Na estrada Anne começou a pensar na possibilidade de ter visto aquela pequena tropa. Se os tivesse seguido na hora em que passaram, já teria encontrado seu inimigo mortal e ela se vingaria antes de partir para Pasdechute. Então quando encontrasse o Jhonny, teria dito que ia ficar.

― Foco Anne! Você está bem perto do seu objetivo, não estrague tudo ― ela murmurou sozinha sob o sol da tarde.

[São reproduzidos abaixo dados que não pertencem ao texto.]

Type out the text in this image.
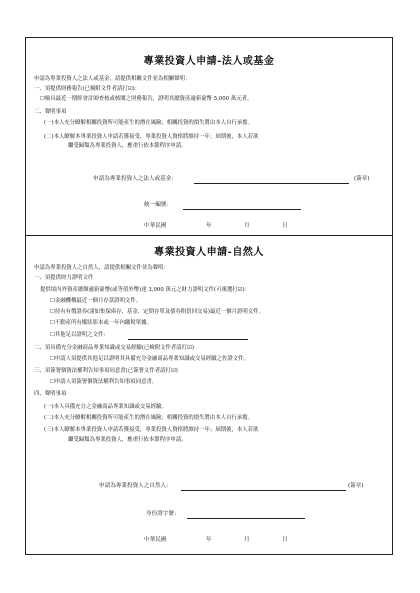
專業投資人申請-法人或基金
申請為專業投資人之法人或基金，請提供相關文件並為相關聲明：
一、須提供財務報告(已檢附文件者請打☑)：
☐檢具最近一期經會計師查核或核閱之財務報告，證明其總資產逾新臺幣 5,000 萬元者。
二、聲明事項
(一)本人充分瞭解相關投資所可能產生的潛在風險；相關投資的損失將由本人自行承擔。
(二)本人瞭解本專業投資人申請若獲接受，專業投資人資格將維持一年；屆期後，本人若欲
繼受歸類為專業投資人，應重行依本節程序申請。
申請為專業投資人之法人或基金：	(簽章)
統一編號：
中華民國	年	月	日
專業投資人申請-自然人
申請為專業投資人之自然人，請提供相關文件並為聲明：
一、須提供財力證明文件
提供境內外資產總額逾新臺幣(或等值外幣)達 3,000 萬元之財力證明文件(可複選打☑)：
☐金融機構最近一個月存款證明文件。
☐持有有價證券(諸如集保庫存、基金、定期存單及債券附買回交易)最近一個月證明文件。
☐不動產所有權狀影本或一年內繳稅單據。
☐其他足以證明之文件：
二、須具備充分金融商品專業知識或交易經驗(已檢附文件者請打☑)
☐申請人須提供其他足以證明其具備充分金融商品專業知識或交易經驗之佐證文件。
三、須簽署個資法權利告知事項同意書(已簽署文件者請打☑)
☐申請人須簽署個資法權利告知事項同意書。
四、聲明事項
(一)本人具備充分之金融商品專業知識或交易經驗。
(二)本人充分瞭解相關投資所可能產生的潛在風險；相關投資的損失將由本人自行承擔。
(三)本人瞭解本專業投資人申請若獲接受，專業投資人資格將維持一年；屆期後，本人若欲
繼受歸類為專業投資人，應重行依本節程序申請。
申請為專業投資人之自然人：	(簽章)
身份證字號：
中華民國	年	月	日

Depois de parar em alguns vilarejos para pedir informações mais apuradas aos camponeses, ela conseguiu descobrir que os soldados seguiram um rastro dos lobos que levava às montanhas, então partiu para lá de imediato. A meio caminho das montanhas e já anoitecendo ela percebeu uma movimentação. Eram os soldados, parecia que tinham encontrado uma caverna com a nascente de um rio que desembocava no mar e concluíram que ali era o antro dos monstros. Como a floresta era densa e eles estavam a pé, guiando seus cavalos pelas rédeas, Anne decidiu fazer o mesmo. Mesmo de longe ela podia sentir o abatimento dos soldados. Talvez estivessem agradecendo a deus por terem sido dispensados da guerra, ainda que tendo de cavalgar milhares de quilômetros e provavelmente enfrentar criaturas místicas que no ponto de vista deles provavelmente nem existiam.

Enquanto os seguia, Anne imaginava qual seria a reação deles quando encontrassem uma criatura que a maioria das pessoas, que não haviam sido vítimas dela, julgavam não existir ou se tratar de alguma história exagerada pelo estado emocional das testemunhas. Ela refletia também se aqueles homens exaustos com armaduras e armas pesadas, ostentando heráldicas em bandeiras e escudos, seriam capazes de enfrentar tal ou tais criaturas. Ela desejava muito que eles fossem úteis, afinal algo em seu interior gritava que ainda havia mais de um inimigo. O grupo circundou a montanha e saiu para uma área aberta, descendo um barranco estava a caverna, dela saía um rio com um manancial maior do que Anne esperava. Na sua visão era um pequeno riacho, mas na realidade era um rio que submergia tranquilamente qualquer daqueles soldados e largo o suficiente para uma pequena embarcação.

Agora o grupo era claramente visível. Eram dezesseis soldados, quinze com armadura de placa de aço e um porta estandarte com cota de malha, que resolveu fincar a bandeira do império às margens do rio. Cinco soldados traziam alabardas, que também foram deixadas ali. Alguns começaram a tirar as pesadas armaduras, dois acenderam uma fogueira e um deles, apenas de calça, pulou no rio e nadou em direção à caverna.

Esse cara não vai voltar. Anne pensou morbidamente, enquanto comia as frutas que havia trazido. De fato, a lua estava alta no céu quando eles começaram a discutir se o companheiro deles havia morrido. Depois de chegar a um consenso eles entraram na água, intercalando-se entre os que estavam de peito nu e os que conservaram a armadura. Depois que o último dos soldados sumiu dentro da caverna ela saiu dentre as árvores e mergulhou atrás.